Shannen Doherty hat ihre Fans in Sorge versetzt, nachdem sie auf Instagram erklärte, bei ihr sei der Wert eines Tumormarkers erhöht gewesen. Doch nun gibt sie Entwarnung und klärt über ihre Krebserkrankung auf.

Bei Shannen Doherty wurde 2015 Brustkrebs diagnostiziert Bild: F. Sadou/AdMedia/ImageCollect/spot on news

Schauspielerin Shannen Doherty (46, "Charmed - Zauberhafte Hexen") kämpft seit 2015 gegen den Brustkrebs. Sie wurde operiert und musste sich einer Chemotherapie unterziehen. Offiziell gilt sie als krebsfrei, doch sie versetzte ihre Instagram-Follower in Sorge, als sie in einem Post mitteilte, dass bei einer Blutuntersuchung bei ihr der Wert eines Tumormarkers erhöht gewesen sei. Viele fragten sich: Ist der Krebs etwa zurück? Den Post hat sie mittlerweile gelöscht und stattdessen ein Video hochgeladen, in dem sie über ihren Gesundheitszustand Auskunft gibt.

Sie will sich in Zukunft besser informieren

Doherty erklärt in dem Instagram-Video, dass sie mittlerweile mit ihrem behandelnden Arzt gesprochen habe. Er habe ihr versichert, dass ihr PET-Scan "sauber" sei. Ein PET-Scan, die Positronen-Emissions-Tomographie, wird in der Medizin verwendet, um bösartige Tumoren im Körper zu finden. "Ich bin immer noch in Remission", verkündet die Schauspielerin. Als Remission bezeichnet man in der Medizin die Phase nach einer Krebserkrankung, in der keine Tumorreste mehr nachweisbar sind. In der Regel dauert die Remission fünf Jahre. Dies ist aber nicht mit einer Heilung gleichzusetzen.

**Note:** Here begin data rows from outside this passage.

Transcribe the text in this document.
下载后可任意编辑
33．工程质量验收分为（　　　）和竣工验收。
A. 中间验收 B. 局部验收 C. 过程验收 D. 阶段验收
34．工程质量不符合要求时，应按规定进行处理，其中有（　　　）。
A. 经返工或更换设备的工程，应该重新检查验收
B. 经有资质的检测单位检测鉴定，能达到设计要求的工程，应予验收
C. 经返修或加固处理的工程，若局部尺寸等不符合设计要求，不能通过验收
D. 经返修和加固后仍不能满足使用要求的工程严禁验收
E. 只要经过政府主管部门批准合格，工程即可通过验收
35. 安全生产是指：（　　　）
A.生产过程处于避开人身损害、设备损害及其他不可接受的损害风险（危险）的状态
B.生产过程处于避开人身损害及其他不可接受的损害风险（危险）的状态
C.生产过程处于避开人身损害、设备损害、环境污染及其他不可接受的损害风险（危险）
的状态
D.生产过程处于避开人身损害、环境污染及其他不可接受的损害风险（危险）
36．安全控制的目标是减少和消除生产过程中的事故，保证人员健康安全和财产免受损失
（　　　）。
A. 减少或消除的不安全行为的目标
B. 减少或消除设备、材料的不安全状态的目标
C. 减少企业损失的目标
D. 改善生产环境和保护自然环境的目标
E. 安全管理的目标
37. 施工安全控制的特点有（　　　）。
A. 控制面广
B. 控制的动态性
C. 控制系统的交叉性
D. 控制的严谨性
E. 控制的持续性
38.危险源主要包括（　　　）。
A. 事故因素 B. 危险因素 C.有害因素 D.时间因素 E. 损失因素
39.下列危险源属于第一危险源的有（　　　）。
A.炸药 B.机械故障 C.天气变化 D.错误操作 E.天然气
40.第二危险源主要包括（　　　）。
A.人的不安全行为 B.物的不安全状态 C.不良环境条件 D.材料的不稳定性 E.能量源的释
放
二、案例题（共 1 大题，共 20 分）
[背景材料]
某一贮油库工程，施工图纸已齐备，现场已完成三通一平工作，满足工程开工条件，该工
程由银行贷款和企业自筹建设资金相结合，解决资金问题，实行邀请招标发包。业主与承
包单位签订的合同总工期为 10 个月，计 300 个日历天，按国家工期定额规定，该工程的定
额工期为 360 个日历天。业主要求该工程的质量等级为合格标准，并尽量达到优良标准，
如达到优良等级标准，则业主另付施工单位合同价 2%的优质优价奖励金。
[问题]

Die Schauspielerin entschuldigte sich zudem bei ihren Fans: In Zukunft werde sie "verantwortungsbewusster" agieren und sich "besser informieren", ehe sie etwas veröffentliche. Denn sie habe bei ihrem mittlerweile gelöschten Post nicht allzu viel über Tumormarker gewusst. "Krebs ist ein Biest, das einen verändert", schrieb Doherty im Kommentar zu ihrem Video. Der Krebs habe sie auf die unterschiedlichsten Arten verändert und ihr auch eine neue Ebene der Angst beschert. Sie hoffe dennoch, dass sie durch ihre Erfahrungen anderen, die dasselbe durchmachen, Mut machen könne, positiv zu bleiben.